Tice dismissed warnings from Gareth Stace, the director general of the trade body UK Steel, who said Brexit “will not improve the situation for the steel sector but it has the potential to cause a great deal of damage”.
Stace was an “establishment” figure, Tice claimed. “I’m afraid some of these industry lobby groups are part of the establishment and are simply wrong. What is most important to make British steel is not the tariffs, it’s the cost of business rates, it’s the cost of energy and it’s the emissions trading scheme.”
UK Steel has previously called on the government to tackle industrial electricity prices, which are twice those in France, as well as a reduction in UK business rates. According to Stace, these are “five to 10 times higher than elsewhere in the EU, perversely increasing costs for those that modernise and upgrade”.
Tice was accompanied in Scunthorpe by Simon Boyd, the managing director of Reidsteel, a structural steel company based in Dorset. He said EU regulations meant it was “easier for us to export to Mongolia than France”, drawing tuts of disapproval from the carefully vetted audience, who had each paid £2.50 to attend the press conference.
Boyd, who campaigned against the working time directive, said EU competition rules meant his firm lost a contract in Rotherham to a Portuguese firm, who benefited from significantly lower energy costs in Portugal and then came to Yorkshire and employed eastern European labourers.
Not everyone was convinced by the Brexit party’s proposal.
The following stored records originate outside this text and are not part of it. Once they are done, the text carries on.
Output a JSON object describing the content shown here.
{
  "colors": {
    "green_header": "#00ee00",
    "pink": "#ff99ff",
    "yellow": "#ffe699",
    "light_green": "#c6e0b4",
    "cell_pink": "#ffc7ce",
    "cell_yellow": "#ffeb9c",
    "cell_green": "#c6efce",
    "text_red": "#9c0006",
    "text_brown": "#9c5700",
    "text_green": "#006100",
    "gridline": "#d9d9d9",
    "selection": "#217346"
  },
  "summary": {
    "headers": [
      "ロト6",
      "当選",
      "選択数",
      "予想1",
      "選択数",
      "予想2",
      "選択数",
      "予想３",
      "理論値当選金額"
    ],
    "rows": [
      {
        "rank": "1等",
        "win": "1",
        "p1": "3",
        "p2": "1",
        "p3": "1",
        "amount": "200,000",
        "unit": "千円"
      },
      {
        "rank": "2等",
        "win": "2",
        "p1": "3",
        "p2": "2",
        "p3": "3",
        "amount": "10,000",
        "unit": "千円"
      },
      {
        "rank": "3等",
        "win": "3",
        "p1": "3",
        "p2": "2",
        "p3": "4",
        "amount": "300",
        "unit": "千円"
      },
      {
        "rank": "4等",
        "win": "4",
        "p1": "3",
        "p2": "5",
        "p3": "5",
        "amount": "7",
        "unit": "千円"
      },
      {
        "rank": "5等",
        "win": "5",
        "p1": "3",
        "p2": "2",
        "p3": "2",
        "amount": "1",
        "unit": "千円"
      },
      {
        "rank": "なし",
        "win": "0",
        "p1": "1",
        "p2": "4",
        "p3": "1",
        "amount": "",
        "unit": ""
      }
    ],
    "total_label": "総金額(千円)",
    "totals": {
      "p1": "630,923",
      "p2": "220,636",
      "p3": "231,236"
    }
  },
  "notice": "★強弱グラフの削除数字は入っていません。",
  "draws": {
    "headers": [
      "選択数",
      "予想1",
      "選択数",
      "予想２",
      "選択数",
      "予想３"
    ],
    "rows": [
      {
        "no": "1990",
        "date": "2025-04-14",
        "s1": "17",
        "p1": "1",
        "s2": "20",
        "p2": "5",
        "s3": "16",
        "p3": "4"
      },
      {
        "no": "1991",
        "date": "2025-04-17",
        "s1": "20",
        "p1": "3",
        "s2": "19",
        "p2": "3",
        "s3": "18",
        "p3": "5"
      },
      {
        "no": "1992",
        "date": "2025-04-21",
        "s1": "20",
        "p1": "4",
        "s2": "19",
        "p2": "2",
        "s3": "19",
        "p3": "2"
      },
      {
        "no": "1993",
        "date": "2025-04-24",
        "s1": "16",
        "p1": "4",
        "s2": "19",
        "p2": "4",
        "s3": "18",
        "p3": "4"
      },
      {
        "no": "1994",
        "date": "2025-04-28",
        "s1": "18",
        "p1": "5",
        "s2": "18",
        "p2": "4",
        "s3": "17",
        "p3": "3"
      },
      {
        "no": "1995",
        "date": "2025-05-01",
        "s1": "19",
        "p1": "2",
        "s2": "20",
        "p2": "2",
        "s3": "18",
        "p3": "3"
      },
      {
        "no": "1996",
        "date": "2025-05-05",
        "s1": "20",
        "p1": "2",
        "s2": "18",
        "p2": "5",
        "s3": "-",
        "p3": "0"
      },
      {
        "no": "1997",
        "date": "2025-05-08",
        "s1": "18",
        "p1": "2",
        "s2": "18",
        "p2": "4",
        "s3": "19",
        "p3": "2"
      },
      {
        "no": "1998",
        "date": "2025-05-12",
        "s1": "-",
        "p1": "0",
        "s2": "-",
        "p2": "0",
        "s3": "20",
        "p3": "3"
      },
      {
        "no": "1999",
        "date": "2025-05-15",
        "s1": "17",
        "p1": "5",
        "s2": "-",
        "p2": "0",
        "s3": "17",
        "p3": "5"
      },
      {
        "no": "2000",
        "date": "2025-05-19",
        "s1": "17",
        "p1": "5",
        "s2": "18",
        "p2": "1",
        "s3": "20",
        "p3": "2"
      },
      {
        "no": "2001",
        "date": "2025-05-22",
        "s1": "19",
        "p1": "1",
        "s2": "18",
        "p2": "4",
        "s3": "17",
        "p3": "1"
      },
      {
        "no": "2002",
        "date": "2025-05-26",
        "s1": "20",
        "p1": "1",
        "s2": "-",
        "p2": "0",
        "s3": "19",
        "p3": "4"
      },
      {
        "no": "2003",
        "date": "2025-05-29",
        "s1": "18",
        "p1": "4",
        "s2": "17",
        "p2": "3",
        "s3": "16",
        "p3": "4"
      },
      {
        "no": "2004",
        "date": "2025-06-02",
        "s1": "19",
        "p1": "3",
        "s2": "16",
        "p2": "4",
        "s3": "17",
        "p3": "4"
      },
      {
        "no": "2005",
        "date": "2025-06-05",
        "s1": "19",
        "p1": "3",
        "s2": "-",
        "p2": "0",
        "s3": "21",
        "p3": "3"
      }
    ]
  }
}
Among those in the audience was Jim Crossman, a former chief engineer of British Steel, who went on to be chief executive of Caparo Merchant Bar (now Liberty Steel Scunthorpe), which makes steel bars.
“I’m a Brexit supporter but I am unsure they can bring this off,” he said. “The big worry I have is that while Rome is burning and the industry is reducing, the skills in the industry will leave because they are unsure if British Steel will survive … I don’t personally think there will be a private buyer who will buy the whole unit, including the blast furnaces, which need a lot of capital investment. They might strip out the better assets.”
The Brexit party polled 47% of the European parliamentary vote in North Lincolnshire, with Labour second (12.5%) and the Conservatives third (11.5%). It is contesting Thursday’s byelection in Peterborough and is beginning to develop a policy platform to fight a general election, should one be called before the UK leaves the EU.